The #1 Eating Habit to Avoid to Keep Your Brain Sharp, Says Dietitian
There are so many lifestyle factors that play roles in your brain health. Socializing, sleep, physical exercise, and nutrition are just some of the pillars that can keep you sharp. When it comes to nutrition, there are certain foods we know can aid in brain health, like those high in omega-3, fruit, vegetables, and items rich in antioxidants.
While these are the foods you should be enjoying frequently, there is one eating habit you should avoid to keep your brain sharp… consuming high amounts of refined sugar. Read on to learn more about how processed sugar can negatively impact your brain.
It is important to first differentiate between the sugar naturally found in foods like milk and fruit from the processed sugar often added to food and drinks. When talking about refined sugar, think about what you use in baking, what might add to your coffee, the type of sugar in soda and juice, and the form found in an array of candy, pastries, and even savory sauces.

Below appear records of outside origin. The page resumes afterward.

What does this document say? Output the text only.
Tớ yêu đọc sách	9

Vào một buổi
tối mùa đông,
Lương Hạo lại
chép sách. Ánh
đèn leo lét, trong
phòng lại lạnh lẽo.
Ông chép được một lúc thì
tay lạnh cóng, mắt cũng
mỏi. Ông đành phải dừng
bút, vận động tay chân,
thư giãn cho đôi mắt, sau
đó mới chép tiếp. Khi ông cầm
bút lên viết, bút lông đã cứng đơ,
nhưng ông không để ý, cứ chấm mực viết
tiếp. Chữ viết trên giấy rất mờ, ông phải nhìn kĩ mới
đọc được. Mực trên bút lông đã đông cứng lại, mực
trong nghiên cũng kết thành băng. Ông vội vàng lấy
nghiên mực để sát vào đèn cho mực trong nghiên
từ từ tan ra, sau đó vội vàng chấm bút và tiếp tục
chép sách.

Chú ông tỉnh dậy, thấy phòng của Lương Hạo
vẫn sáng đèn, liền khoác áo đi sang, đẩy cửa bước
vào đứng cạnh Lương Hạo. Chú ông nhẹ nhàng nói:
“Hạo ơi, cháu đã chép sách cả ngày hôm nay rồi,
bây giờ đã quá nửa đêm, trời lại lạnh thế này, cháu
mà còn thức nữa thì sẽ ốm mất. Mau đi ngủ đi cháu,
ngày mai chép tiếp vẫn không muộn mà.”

The American Heart Association estimates that adults consume about 77 grams of sugar per day, about three times the recommended intake for women. For reference, the AHA recommends women consume fewer than 25 grams daily, while men should have no more than 36 grams.
A diet high in refined sugar is thought to increase risk of developing type 2 diabetes, and research suggests a type 2 diabetes diagnosis increases one's risk of developing Alzheimer's disease. Another study documented a correlation between blood glucose levels and dementia, where higher glucose levels in individuals with and without diabetes were related to increased risk of dementia.
While there are genetic factors that likely play a role in brain health and risk of memory-related disease, current research indicates that your food and drink choices have an impact, too. In fact, another study completed in rats found that a high-sugar diet, especially in the form of high-fructose corn syrup, can increase brain inflammation and lead to impaired memory.
A modest amount of sugar likely will not impact your health negatively, and if you find yourself consuming multiple sources of sugar daily, try cutting back to meet the AHA's recommendations for sugar intake. Swap regular soda for diet or unsweetened sparkling water, use a zero-calorie sugar substitute in place of sugar, swap candy for fruit, and load up on protein and fiber-dense foods to keep you full and satisfied, and less likely to overeat sugary items.
Many of the current studies analyzing the impact of sugar on the brain have been conducted on animals. While this is helpful is providing us preliminary information and serves as a template for how to conduct similar studies in humans, more research is needed to build conclusive guidelines around sugar intake for brain health.
However, what we currently know points to limiting your intake of refined sugar to reduce your risk of many diseases, like type 2 diabetes, Alzheimer's, dementia, and even obesity and heart disease.